My other great interest is the search for black holes. Work in the radio and optical bands has shown compact masses that can only be black holes. But they probe only the regions beyond about 100,000 gravitational radii (the event horizon marking the extent of a non-spinning black hole is at 2 gravitational radii). The strength of the gravitational field there is not much greater than that on the Sun's surface, much less than the strong field in the near vicinity of the black hole. The variable X-ray emission from the nuclei of active galaxies has long been thought to come from the near region as the black hole accretes surrounding matter via a disk that gradually drains into the hole.
The key point for studying black holes is that X-ray irradiation of the material in the disk produces a fluorescent iron line at a particular wavelength. Doppler shifts, the special relativistic effects of aberration and time dilatation, and the general relativistic redshift combine to make the iron emission line seem to be broad and highly skewed toward the red. With others, I predicted the shape of the line over ten years ago and helped plan and analyse ASCA data, which clearly revealed it four years ago. The extent of the line shows that the emitting region is at about 6 to 20 gravitational radii, and possibly closer at times.

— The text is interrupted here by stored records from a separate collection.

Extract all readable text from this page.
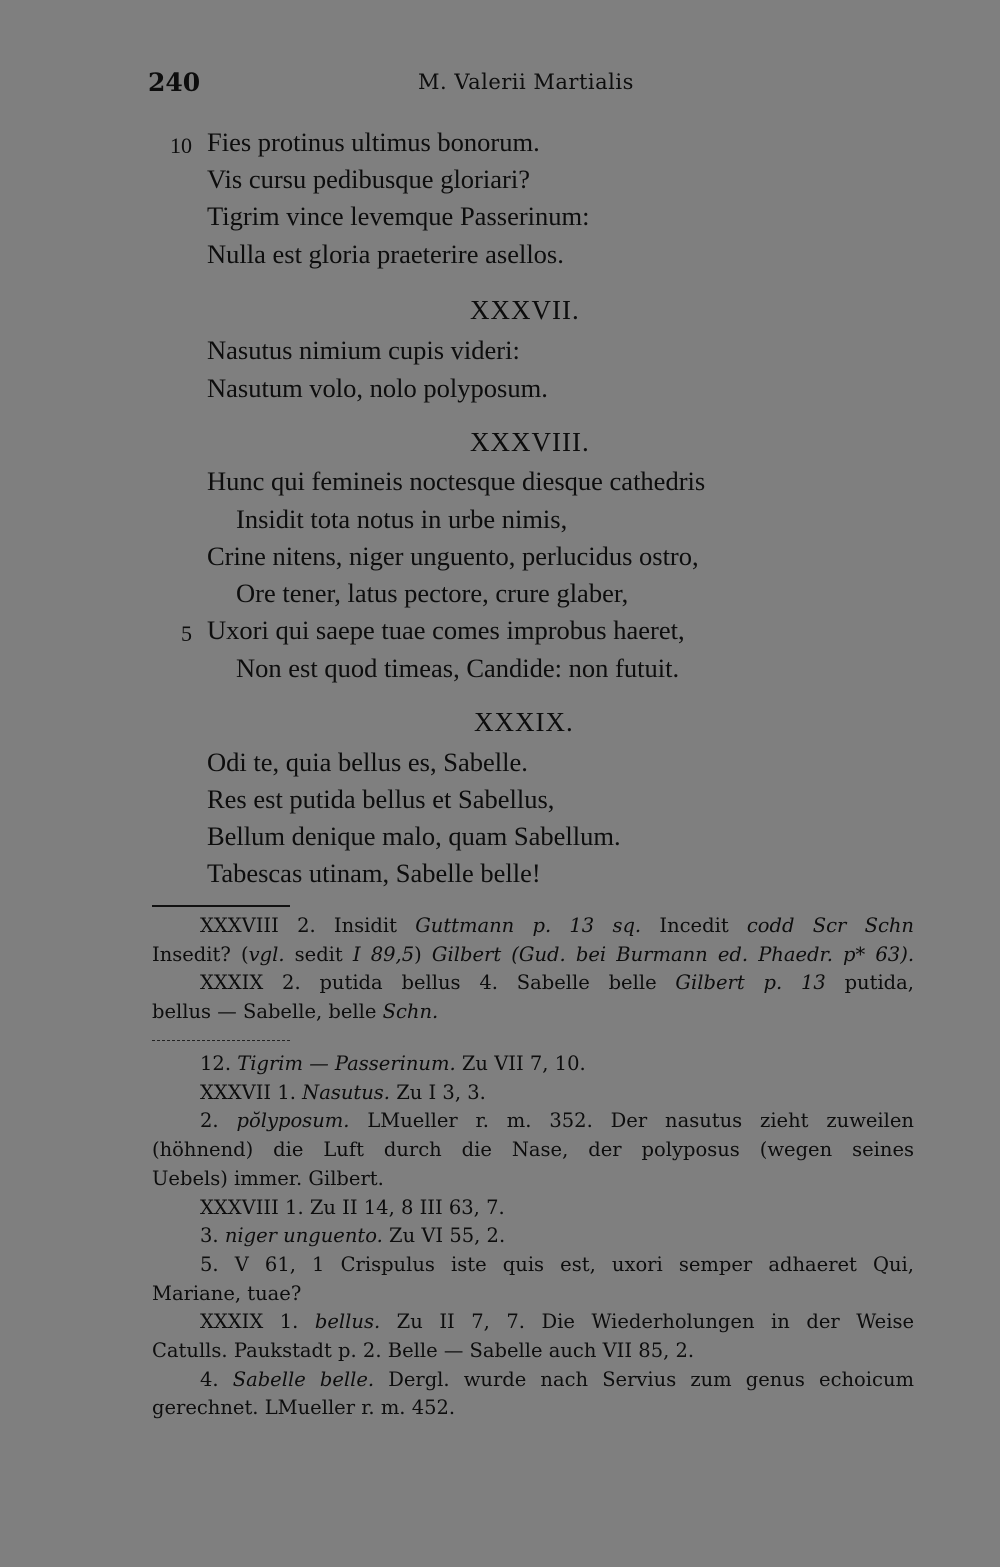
240	M. Valerii Martialis
10 Fies protinus ultimus bonorum.
Vis cursu pedibusque gloriari?
Tigrim vince levemque Passerinum:
Nulla est gloria praeterire asellos.
XXXVII.
Nasutus nimium cupis videri:
Nasutum volo, nolo polyposum.
XXXVIII.
Hunc qui femineis noctesque diesque cathedris
Insidit tota notus in urbe nimis,
Crine nitens, niger unguento, perlucidus ostro,
Ore tener, latus pectore, crure glaber,
5 Uxori qui saepe tuae comes improbus haeret,
Non est quod timeas, Candide: non futuit.
XXXIX.
Odi te, quia bellus es, Sabelle.
Res est putida bellus et Sabellus,
Bellum denique malo, quam Sabellum.
Tabescas utinam, Sabelle belle!
XXXVIII 2. Insidit Guttmann p. 13 sq. Incedit codd Scr Schn
Insedit? (vgl. sedit I 89,5) Gilbert (Gud. bei Burmann ed. Phaedr. p* 63).
XXXIX 2. putida bellus 4. Sabelle belle Gilbert p. 13 putida,
bellus — Sabelle, belle Schn.
12. Tigrim — Passerinum. Zu VII 7, 10.
XXXVII 1. Nasutus. Zu I 3, 3.
2. pŏlyposum. LMueller r. m. 352. Der nasutus zieht zuweilen
(höhnend) die Luft durch die Nase, der polyposus (wegen seines
Uebels) immer. Gilbert.
XXXVIII 1. Zu II 14, 8 III 63, 7.
3. niger unguento. Zu VI 55, 2.
5. V 61, 1 Crispulus iste quis est, uxori semper adhaeret Qui,
Mariane, tuae?
XXXIX 1. bellus. Zu II 7, 7. Die Wiederholungen in der Weise
Catulls. Paukstadt p. 2. Belle — Sabelle auch VII 85, 2.
4. Sabelle belle. Dergl. wurde nach Servius zum genus echoicum
gerechnet. LMueller r. m. 452.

In about a year the European Space Agency will launch its big X-ray mission, and both Nasa and ESA plan larger instruments that will allow the broad iron line to be monitored as the X-rays flicker and flash, so mapping the immediate environment of a black hole. I am hopeful that strong gravity will then become an observational science.
A. C. Fabian is a Royal Society research professor in astronomy at the University of Cambridge.